WASHINGTON (AP) - Federal regulators have charged two major U.S. food companies, Kraft and Mondelez, with manipulating prices for wheat and wheat futures in a scheme that reaped more than $5.4 million in profit.

WASHINGTON (AP) Federal regulators have charged two major U.S. food companies, Kraft and Mondelez, with manipulating prices for wheat and wheat futures in a scheme that reaped more than $5.4 million in profit.

The Commodity Futures Trading Commission announced the civil charges Wednesday against the two companies. The agency said the companies used "manipulative trading strategies" in December 2011 to artificially lower wheat prices on the spot market.

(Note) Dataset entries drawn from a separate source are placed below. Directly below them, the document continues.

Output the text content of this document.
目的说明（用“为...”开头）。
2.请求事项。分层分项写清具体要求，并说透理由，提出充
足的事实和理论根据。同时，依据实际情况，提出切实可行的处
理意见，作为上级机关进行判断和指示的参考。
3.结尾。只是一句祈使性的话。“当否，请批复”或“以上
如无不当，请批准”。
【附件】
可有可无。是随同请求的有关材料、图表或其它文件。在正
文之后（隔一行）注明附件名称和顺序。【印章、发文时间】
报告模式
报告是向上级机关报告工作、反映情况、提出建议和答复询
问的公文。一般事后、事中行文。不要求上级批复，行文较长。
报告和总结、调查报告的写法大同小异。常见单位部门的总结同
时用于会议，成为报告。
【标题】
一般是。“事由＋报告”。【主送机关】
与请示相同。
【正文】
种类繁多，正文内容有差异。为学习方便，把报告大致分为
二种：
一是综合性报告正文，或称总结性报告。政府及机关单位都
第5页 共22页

The CFTC also said Kraft Food Groups Inc. and Mondelez Global LLC violated rules limiting the volume of futures contracts in wheat that financial investors can trade on exchanges.

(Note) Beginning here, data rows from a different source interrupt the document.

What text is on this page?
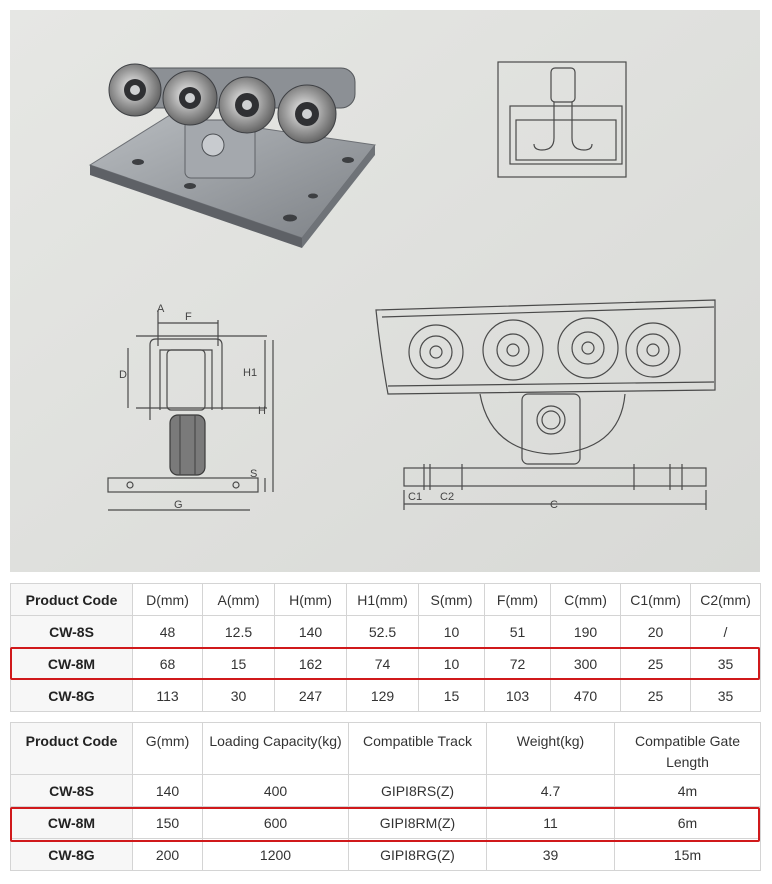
A
F
D	H1
H
S
G
C1 C2
C
Product Code	D(mm)	A(mm)	H(mm)	H1(mm)	S(mm)	F(mm)	C(mm)	C1(mm)	C2(mm)
CW-8S	48	12.5	140	52.5	10	51	190	20	/
CW-8M	68	15	162	74	10	72	300	25	35
CW-8G	113	30	247	129	15	103	470	25	35
Product Code	G(mm)	Loading Capacity(kg)	Compatible Track	Weight(kg)	Compatible Gate Length
CW-8S	140	400	GIPI8RS(Z)	4.7	4m
CW-8M	150	600	GIPI8RM(Z)	11	6m
CW-8G	200	1200	GIPI8RG(Z)	39	15m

The agency also accused the companies of making trades in wheat futures that violated rules of competition from 2003 through January 2014.

Kraft, based in Northfield, Illinois, makes Oscar Meyer cold cuts, Jell-O pudding and Velveeta cheese, among other well-known brands. Oreo cookies, Cadbury chocolate and Trident gum are among the brands of Deerfield, Illinois-based Mondelez.

Most of the alleged violations occurred while Mondelez and Kraft were still one company. They split in October 2012, with Kraft keeping North American grocery brands and Mondelez taking the snacks with a bigger global presence.

Kraft said in a statement that it doesn't expect the CFTC case to have a significant impact on its financial position. Mondelez disclosed in February that it expects "to predominantly bear any monetary penalties or other payments that the CFTC may impose."

The CFTC said it is seeking unspecified penalties and restitution as well as an injunction against future violations of U.S. commodities laws.

Representatives for Mondelez didn't immediately return a telephone call seeking comment on the CFTC action.